Roger Williams saw that Christianity fell asleep (died spiritually) when it had grown comfortable and compromised with the state. “Good” Christian emperors had seduced the church and she could never regain her lost purity.

This Stone, according to Williams, had been cut of the mountain of the world in the time of the early church. Something radical had happened when it merged with the Roman civil power, however. The change was so radical it ceased to have the nature of the Stone that would judge the whole world. Instead it became one with the world from which it had been cut, undoing the work of Messiah and doing the work of the evil one.[4]

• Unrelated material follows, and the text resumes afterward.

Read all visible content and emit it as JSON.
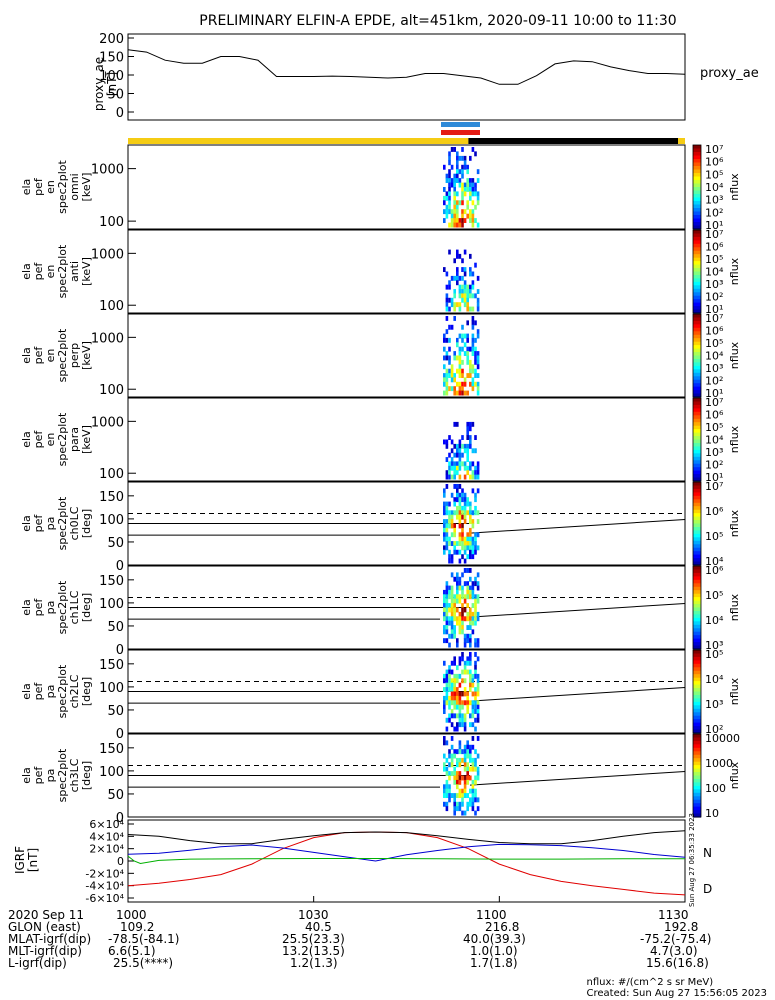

Williams’ imagery is from the Song of Songs. He speaks of Christ’s beloved, His Bride, the Church[5] as being one with the thorns and the wilderness. This  refers to a tasteless and saltless church that is good for nothing anymore, and which will one day be trampled under foot by men.[6] Equally so, he knew the day would come when the Stone would be cut out of the mountain of the world, which all the holy prophets had said would be fulfilled.[7]

Until that time, Roger Williams would only call himself a “waiter” or a “seeker”. His was a costly honesty, for his greatest desire was to serve the God he loved so much, and to do so in sweet communion with all other sincere believers. Yet he knew that until true restoration came through the re-establishment of apostolic authority, Christianity was merely an outward form in which he could not in good conscience take part.



[1] Roger Williams, Bloudy Tenent of Persecution for the Cause of Conscience (1644), p. 174.  

[2] ”The Stone,” p. 22  

[3] Bloudy Tenet, p. 184.  

[4] 1 John 3:8  

[5] Ephesians 5:25-30  

[6] Mt 5:13 (The true Church is described in Mt 5:10-16, the one which has not lost its salt. It is offensive enough to the world to be ill-spoken of.)